After a dizzyingly busy first half-day in St. Petersburg, here are my first general impressions:
- Documents, documents, documents…the old stereotype of East European bureaucracy hasn’t changed much. It is (rightly) considered dangerous for a student to leave the dormitory without a “spravka,” a packet containing copies of various identification documents, like passport, visa, student identification card, etc., as a police officer can stop you at any time. Policemen are usually just looking for draft dodgers (or, if you’re Asian, potential illegal immigrants from Central Asia), so men are generally stopped more so than women. Anyone without proper documentation can still be arrested, fined, or deported. The embassy likes to tell a story about an American ran across the street from his hotel room without his ID, presumably getting a snack or drink, and ended up in a two-year prison fiasco.
- There are constantly-spewing smokestacks everywhere—Russia definitely makes the environment its bitch, even more so than what I encountered in Ecuador. In comparison, Georgia might as well be one big nature preserve. You know it’s bad when a common study abroad student pastime is collecting photos of various “scenic pollutions” that systematically violate every US EPA regulation in existence.
- The 30:1 ruble-to-dollar exchange rate can be a bit overwhelming (this is probably the only time in my life I will ever walk around with five hundred of anything in my wallet). It does, however, mean that it’s basically always Dollar Beer Night in Russia. This being one of the more attractive features to study abroad students here (whereas our counterparts in Western Europe are dropping eight euro a glass), our program coordinators did feel the need to give us a talk about resorting to alcoholism should we find adjustment too difficult.
- There is also apparently so much of a problem with manhole covers that we were also strongly cautioned about the ones here in St. Petersburg, which have a habit of suddenly shifting or simply falling in. At least Georgia had the courtesy to just not include them at all, so you know right off the bat not to step near the hole.
- The international student dorms here are surprisingly far more spacious than any dorm room I had at my home university. There, my current double would probably be used as a quad. We are only provided with extreme basics in terms of furnishing, though—as in, the desk is three boards nailed together and the bed is in the typically East European “fainting couch” style (low to the ground, thin built-in mattress pad, no under-bed storage). Our room is the only one in the building blessed with free wifi; everyone else is stuck with one ethernet jack to share between roommates, so as a result our suite is an unofficial internet café.
- Mr. Clean is called Mr. Proper. I saw a commercial on Rutube. No. Just no.

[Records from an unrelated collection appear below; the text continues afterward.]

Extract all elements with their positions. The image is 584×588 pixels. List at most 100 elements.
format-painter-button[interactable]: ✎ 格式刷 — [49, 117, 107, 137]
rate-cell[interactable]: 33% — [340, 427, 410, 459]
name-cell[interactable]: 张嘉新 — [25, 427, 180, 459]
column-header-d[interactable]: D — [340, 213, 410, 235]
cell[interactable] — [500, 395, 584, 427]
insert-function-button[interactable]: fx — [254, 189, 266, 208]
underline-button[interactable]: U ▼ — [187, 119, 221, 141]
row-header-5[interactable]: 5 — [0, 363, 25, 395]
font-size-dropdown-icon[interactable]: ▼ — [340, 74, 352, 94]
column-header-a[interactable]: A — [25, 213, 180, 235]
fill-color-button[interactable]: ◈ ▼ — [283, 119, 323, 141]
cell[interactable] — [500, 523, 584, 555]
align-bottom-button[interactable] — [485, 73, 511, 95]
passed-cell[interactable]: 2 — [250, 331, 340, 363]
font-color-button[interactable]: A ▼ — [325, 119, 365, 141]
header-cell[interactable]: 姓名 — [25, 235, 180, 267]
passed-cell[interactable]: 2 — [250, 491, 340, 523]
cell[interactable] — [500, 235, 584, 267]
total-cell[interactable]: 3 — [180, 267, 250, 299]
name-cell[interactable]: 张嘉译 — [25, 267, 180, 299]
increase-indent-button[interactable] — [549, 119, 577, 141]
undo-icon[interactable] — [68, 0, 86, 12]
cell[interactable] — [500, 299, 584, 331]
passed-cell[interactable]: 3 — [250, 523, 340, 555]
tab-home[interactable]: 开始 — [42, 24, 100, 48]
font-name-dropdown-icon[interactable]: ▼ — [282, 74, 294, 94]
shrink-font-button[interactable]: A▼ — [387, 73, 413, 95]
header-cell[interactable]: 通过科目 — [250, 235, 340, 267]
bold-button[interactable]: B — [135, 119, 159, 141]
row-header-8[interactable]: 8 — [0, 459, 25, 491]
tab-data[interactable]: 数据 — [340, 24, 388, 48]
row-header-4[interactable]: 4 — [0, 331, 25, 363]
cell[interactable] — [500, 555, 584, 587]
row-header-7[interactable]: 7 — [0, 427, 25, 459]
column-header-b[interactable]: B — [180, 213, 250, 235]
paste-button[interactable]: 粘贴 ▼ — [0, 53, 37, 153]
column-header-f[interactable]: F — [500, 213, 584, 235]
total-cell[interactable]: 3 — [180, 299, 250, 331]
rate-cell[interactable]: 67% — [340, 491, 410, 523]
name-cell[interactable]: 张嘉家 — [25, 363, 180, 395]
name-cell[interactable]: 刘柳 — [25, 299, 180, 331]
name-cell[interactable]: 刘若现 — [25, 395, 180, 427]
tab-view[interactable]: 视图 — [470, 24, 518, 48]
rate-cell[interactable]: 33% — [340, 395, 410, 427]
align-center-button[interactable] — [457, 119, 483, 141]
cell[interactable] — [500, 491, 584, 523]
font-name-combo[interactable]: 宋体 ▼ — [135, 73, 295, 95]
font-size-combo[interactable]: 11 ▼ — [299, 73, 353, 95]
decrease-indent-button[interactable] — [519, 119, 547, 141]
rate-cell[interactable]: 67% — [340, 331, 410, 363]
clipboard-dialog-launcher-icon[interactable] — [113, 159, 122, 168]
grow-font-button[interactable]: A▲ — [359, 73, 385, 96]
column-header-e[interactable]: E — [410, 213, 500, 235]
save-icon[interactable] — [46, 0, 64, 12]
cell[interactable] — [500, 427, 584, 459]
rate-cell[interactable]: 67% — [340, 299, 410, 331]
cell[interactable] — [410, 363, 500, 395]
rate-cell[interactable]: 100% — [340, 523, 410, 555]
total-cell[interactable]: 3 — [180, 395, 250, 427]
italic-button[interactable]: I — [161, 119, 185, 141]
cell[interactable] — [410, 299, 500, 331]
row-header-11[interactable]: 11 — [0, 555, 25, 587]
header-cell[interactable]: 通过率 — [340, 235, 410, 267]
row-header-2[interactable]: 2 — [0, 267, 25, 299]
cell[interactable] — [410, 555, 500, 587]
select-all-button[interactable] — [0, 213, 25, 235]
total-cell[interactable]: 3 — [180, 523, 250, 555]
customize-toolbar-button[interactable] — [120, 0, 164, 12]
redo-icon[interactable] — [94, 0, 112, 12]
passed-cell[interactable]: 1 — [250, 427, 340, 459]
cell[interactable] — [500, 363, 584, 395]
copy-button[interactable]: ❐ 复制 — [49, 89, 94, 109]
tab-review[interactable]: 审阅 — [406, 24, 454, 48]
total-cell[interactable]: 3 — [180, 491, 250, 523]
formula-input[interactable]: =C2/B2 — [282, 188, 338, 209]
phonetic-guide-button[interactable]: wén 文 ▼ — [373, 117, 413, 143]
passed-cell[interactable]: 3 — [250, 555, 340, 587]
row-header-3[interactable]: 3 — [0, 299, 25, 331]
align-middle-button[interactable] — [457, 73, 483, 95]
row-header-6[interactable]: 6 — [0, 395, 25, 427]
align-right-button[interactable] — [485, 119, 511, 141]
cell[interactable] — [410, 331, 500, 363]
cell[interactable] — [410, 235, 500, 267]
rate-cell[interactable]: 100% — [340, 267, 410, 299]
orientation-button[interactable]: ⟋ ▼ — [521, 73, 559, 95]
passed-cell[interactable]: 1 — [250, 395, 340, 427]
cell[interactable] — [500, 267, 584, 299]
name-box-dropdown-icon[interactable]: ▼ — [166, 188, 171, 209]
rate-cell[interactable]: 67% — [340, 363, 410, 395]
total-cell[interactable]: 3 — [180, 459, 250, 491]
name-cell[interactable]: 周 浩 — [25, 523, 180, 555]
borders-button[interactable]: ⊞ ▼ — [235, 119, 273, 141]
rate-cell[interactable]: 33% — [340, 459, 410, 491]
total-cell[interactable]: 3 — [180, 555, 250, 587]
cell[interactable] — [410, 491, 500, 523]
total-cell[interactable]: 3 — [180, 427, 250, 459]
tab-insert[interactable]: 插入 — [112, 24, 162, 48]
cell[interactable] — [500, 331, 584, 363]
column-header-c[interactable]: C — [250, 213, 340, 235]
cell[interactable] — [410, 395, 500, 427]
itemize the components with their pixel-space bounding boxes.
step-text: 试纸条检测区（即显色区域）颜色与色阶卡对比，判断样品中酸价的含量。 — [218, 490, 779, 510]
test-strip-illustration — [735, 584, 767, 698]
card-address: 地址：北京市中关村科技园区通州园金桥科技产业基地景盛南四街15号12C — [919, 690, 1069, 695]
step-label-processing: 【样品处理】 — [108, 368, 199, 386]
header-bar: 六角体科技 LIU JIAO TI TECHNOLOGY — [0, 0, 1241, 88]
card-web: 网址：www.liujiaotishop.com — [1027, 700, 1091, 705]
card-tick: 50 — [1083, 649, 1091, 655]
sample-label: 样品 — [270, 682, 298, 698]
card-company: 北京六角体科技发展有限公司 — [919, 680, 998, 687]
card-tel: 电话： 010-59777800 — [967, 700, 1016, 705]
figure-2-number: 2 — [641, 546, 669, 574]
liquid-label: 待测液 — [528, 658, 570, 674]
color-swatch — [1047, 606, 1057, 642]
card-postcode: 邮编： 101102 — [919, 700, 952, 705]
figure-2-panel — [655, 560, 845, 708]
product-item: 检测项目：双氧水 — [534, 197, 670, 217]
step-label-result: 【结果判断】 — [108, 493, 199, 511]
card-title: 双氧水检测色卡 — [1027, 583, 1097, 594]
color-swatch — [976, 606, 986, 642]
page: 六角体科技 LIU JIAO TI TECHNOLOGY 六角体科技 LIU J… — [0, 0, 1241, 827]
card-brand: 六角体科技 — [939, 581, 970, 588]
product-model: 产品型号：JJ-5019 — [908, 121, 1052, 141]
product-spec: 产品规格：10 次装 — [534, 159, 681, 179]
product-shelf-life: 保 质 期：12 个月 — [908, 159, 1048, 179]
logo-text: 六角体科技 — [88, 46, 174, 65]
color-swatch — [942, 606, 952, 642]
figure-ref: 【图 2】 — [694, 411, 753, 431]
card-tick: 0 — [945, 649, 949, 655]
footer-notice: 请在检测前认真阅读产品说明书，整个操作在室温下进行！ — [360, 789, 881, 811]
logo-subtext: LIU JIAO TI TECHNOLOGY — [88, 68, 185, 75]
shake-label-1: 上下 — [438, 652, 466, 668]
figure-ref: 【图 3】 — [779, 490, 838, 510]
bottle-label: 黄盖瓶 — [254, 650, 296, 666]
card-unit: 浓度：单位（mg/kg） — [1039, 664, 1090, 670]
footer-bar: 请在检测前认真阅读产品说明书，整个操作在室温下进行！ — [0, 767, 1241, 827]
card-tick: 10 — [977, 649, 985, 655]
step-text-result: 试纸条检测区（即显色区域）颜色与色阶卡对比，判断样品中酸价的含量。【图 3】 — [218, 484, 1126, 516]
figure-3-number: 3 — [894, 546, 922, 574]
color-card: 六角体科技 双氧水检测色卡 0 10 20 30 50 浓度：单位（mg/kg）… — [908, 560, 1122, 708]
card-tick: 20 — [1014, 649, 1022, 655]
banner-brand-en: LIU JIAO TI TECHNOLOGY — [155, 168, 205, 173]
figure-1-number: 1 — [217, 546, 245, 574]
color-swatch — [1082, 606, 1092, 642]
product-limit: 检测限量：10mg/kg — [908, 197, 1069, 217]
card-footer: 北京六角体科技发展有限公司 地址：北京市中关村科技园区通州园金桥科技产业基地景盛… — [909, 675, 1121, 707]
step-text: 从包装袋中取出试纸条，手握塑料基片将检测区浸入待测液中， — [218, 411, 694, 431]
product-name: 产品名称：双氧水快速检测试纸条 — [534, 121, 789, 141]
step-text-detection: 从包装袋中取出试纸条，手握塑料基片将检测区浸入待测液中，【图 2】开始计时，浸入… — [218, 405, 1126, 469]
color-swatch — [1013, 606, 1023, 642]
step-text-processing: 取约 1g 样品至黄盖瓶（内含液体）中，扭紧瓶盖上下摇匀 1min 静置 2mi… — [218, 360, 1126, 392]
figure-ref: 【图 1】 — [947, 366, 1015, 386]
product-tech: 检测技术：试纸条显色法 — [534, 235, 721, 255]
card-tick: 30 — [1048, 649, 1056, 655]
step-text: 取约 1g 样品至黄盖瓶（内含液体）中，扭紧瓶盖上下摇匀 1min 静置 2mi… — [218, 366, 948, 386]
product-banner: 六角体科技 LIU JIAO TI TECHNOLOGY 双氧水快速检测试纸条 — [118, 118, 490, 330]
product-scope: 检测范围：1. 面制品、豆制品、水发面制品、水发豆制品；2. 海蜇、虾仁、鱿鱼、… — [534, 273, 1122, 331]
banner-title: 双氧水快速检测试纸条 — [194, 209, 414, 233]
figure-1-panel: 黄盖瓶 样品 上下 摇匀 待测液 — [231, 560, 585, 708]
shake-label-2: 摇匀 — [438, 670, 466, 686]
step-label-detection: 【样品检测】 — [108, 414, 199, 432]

- Given the poor track record in terms of environmentalism, Russia does encourage recycling in one way: you have to buy your shopping bags and reuse them. Naturally a few plastic bags are very cheap, but the check-out ladies are not very sympathetic when they have a big line and a bumbling international student shows up without bags at the ready. This is where it’s helpful to divide your clothes into old shopping bags when you pack.
- The water here is completely unsafe—not even the locals drink it. To be fair, there’s nothing wrong with the water itself. Russia has plenty of clean freshwater sources. Like at my house (where we have a well), the problem is more with the old pipes. By the time it gets to the tap, the water has a pretty strong mineral smell (almost like red clay, if you’ve ever done pottery), and for the first few seconds it may come out a gray or rusty color. Boiling takes care of it, but the students who can afford to usually buy bottled anyway.